T he most current discoveries about Russian figure skater Kamila Valieva’s doping case raise more concerns about the compounds discovered in her sample– and the reasons why the 15- year-old might have stopped working the drug test TIME asked leading specialists to assist make sense of the claims, which have upended the women’s figure skating competition at the Beijing Olympics and cast a larger pall over the sport.

At the hearing held on Sunday by the Court of Arbitration for Sport (CAS), anti-doping authorities exposed that Valieva tested positive for 3 heart treatment drugs, among which is banned as a performance-enhancer by the World Anti-Doping Agency.

In addition to trimetazidine (TMZ), the prohibited substance, the New York City Times reported that Valieva’s sample also consisted of hypoxen and L-carnatine, a supplement. All 3 are utilized for patients with angina, to improve blood circulation and enhance function of the heart when it lacks oxygen.

To explain the existence of the forbidden drug, TMZ, Valieva’s legal representative argued that she was “infected” with the medication, potentially by means of contact with her grandfather, who appeared by video to state that he takes the medication. The Fight Over Her Drug Test Is Simply Starting

Russian paper Pravda reported that Valieva’s attorneys argued throughout the hearing, “There can be completely different methods how it got into her body.

Can the drug pass that easily from one person to another, and if so, would it appear in the recipient’s urine sample, as Valieva’s legal representative is claiming?
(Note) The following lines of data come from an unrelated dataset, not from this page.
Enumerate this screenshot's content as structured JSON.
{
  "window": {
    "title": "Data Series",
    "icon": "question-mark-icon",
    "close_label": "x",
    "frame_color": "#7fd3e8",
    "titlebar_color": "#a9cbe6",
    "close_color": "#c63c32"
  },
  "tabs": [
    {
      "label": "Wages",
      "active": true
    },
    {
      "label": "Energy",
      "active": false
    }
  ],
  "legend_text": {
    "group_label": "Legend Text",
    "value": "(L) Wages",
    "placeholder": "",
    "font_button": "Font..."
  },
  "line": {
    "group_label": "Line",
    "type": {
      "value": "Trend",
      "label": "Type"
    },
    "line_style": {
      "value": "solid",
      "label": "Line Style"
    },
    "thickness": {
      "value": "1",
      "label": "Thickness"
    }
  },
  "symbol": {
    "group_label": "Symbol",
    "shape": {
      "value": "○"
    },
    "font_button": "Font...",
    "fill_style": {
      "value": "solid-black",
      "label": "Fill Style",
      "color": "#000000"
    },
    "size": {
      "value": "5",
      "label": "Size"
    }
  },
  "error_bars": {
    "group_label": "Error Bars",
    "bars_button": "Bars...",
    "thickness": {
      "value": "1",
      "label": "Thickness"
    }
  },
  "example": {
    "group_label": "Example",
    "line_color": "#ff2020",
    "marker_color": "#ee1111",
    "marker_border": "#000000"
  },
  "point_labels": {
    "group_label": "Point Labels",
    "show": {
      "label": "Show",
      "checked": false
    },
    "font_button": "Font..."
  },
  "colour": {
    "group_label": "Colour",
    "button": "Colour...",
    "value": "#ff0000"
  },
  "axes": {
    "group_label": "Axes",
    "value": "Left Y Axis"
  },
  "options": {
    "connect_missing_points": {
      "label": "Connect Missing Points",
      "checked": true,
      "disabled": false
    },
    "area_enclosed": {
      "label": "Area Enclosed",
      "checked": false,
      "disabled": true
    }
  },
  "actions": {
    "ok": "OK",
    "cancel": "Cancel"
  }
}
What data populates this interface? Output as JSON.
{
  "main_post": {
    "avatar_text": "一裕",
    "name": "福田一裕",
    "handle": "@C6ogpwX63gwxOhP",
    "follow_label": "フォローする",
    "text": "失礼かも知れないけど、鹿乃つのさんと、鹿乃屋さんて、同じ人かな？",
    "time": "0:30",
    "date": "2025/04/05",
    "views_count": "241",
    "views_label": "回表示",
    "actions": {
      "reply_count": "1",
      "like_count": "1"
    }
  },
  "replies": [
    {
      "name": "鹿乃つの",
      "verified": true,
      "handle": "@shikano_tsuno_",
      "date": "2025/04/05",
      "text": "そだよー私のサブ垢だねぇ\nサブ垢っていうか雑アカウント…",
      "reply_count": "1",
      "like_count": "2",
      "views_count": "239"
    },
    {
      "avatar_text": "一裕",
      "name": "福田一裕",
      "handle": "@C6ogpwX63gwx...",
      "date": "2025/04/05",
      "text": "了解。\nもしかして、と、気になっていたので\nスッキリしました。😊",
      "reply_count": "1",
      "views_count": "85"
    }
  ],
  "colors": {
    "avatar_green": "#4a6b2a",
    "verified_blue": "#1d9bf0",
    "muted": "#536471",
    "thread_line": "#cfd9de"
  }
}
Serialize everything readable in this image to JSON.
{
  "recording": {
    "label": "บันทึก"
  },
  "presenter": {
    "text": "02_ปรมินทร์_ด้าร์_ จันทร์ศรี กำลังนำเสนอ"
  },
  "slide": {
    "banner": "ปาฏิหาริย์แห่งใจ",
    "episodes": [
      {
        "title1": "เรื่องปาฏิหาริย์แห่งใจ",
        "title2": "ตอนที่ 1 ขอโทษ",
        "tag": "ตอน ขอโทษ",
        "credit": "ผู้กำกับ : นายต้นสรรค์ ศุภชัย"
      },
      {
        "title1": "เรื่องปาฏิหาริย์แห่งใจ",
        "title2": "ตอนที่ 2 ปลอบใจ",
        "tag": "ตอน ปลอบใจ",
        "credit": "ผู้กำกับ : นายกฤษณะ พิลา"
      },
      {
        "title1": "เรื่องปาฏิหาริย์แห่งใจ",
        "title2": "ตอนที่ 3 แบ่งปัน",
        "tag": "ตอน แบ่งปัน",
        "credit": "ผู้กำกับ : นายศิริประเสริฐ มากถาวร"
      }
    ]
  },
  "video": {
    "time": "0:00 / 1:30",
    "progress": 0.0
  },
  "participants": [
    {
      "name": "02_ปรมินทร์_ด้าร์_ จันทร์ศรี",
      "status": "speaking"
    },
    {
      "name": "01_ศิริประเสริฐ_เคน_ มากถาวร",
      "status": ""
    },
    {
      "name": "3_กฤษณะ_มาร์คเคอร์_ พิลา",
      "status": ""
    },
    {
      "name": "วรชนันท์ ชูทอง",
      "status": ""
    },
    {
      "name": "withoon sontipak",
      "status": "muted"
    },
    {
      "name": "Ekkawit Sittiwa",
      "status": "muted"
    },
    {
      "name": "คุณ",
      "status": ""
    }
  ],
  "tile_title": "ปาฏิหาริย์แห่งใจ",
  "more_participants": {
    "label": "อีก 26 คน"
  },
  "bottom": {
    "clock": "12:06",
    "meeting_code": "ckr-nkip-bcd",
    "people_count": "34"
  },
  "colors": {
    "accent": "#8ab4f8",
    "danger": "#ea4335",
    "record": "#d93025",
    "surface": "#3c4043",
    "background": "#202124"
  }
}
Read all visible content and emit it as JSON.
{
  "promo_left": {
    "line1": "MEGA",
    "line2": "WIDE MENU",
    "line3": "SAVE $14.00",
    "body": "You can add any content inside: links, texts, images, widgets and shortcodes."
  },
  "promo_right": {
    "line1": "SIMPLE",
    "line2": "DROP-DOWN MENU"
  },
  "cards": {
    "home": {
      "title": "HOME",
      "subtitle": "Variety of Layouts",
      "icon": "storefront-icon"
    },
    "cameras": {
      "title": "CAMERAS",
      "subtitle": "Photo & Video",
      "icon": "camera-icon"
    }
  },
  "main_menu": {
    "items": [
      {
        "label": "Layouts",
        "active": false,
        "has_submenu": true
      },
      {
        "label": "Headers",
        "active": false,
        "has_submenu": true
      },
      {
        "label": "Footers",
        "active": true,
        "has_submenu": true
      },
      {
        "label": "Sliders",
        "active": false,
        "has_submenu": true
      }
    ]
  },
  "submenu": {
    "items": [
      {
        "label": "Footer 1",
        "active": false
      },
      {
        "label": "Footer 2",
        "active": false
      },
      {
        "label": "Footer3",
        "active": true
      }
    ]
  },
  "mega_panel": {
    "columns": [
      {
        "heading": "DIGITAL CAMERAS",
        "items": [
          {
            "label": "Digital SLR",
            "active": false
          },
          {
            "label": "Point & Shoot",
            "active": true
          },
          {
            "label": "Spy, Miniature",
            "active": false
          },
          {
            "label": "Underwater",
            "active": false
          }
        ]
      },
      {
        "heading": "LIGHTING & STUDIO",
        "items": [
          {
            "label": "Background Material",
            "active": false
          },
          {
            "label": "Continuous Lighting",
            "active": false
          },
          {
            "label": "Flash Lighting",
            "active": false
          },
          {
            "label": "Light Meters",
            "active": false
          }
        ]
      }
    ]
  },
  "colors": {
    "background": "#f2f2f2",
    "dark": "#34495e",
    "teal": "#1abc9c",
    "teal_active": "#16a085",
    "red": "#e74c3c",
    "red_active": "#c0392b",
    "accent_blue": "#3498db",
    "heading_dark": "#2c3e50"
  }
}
Valieva’s attorney also declared she might have come into contact with the medication on a surface and then in some way consumed it. Dr. Donald Lloyd-Jones, president of the American Heart Association and chair of preventive medicine at Northwestern University’s Feinberg School of Medicine states, “I’ve seen no evidence it gets soaked up through the skin.” He admits he doesn’t understand just how much of the drug was discovered in the athlete’s sample, which would notify whether a short contact with a small amount of the drug might describe her positive test.

Lloyd-Jones likewise mentions clients have to take TMZ 3 times a day, due to the fact that it is metabolized by the body and excreted reasonably rapidly. Taken at the approved dosage, the drug would reach its peak levels in the blood in anywhere from two to six hours, and the majority would be cleared within 24 hours. “It would appear implausible that a little bit on a glass or on her skin would have resulted in a positive test unless it happened to be right before she offered the sample,” he says. “One can draw reasonings that either the direct exposure was extremely current, very shortly prior to her test, or that she was exposed more chronically.”

Preferably, a performance-enhancing drug has the exact same function. “The perfect performance-enhancing compounds get in to enhance performance, then go out without leaving a trace,” states Lloyd-Jones.

FIND OUT MORE: Olympians Let Loose on Kamila Valieva and Russian Doping Debate

While TMZ is not available in the U.S., Nissen states there is a comparable drug, ranolazine, that is approved by the Food and Drug Administration. That drug likewise shifts the energy source that heart cells use from fatty acids to glucose, which is more effective. “That’s why it works for angina,” says Nissen. “It permits individuals to do more with less blood circulation. Possibly for an athlete, it would have similar benefit and would make the heart work more effectively and give them a little edge.”

Lloyd-Jones states this metabolic pathway likewise leads to less accumulation of lactic acid, which can cause muscle fatigue. “There are data from little trials in clients who have heart failure that appear to suggest better heart efficiency for those who have a failing pump,” he says. “But whether that equates into the same advantage in a young, healthy person– I don’t think we understand.”

It’s likewise unclear what the effects are of taking these substances while the body is more youthful. “It’s certainly worrying, specifically in a young person whose body is still developing,” says Lloyd-Jones. “We actually don’t comprehend the long term results of altering someone’s physiology at this age.”

While the Court of Arbitration for Sport determined Valieva might complete in Beijing, her doping offense case remains unsolved, pending more examination. That means the gold she and her colleagues won in the group event, and any medal she wins in the females’s occasion might possibly be removed if anti-doping officials conclude she doped and took on an unfair benefit.

That will hinge on additional testing of a 2nd sample, offered from the same urine as her first, that will be examined to validate the favorable results from the first sample.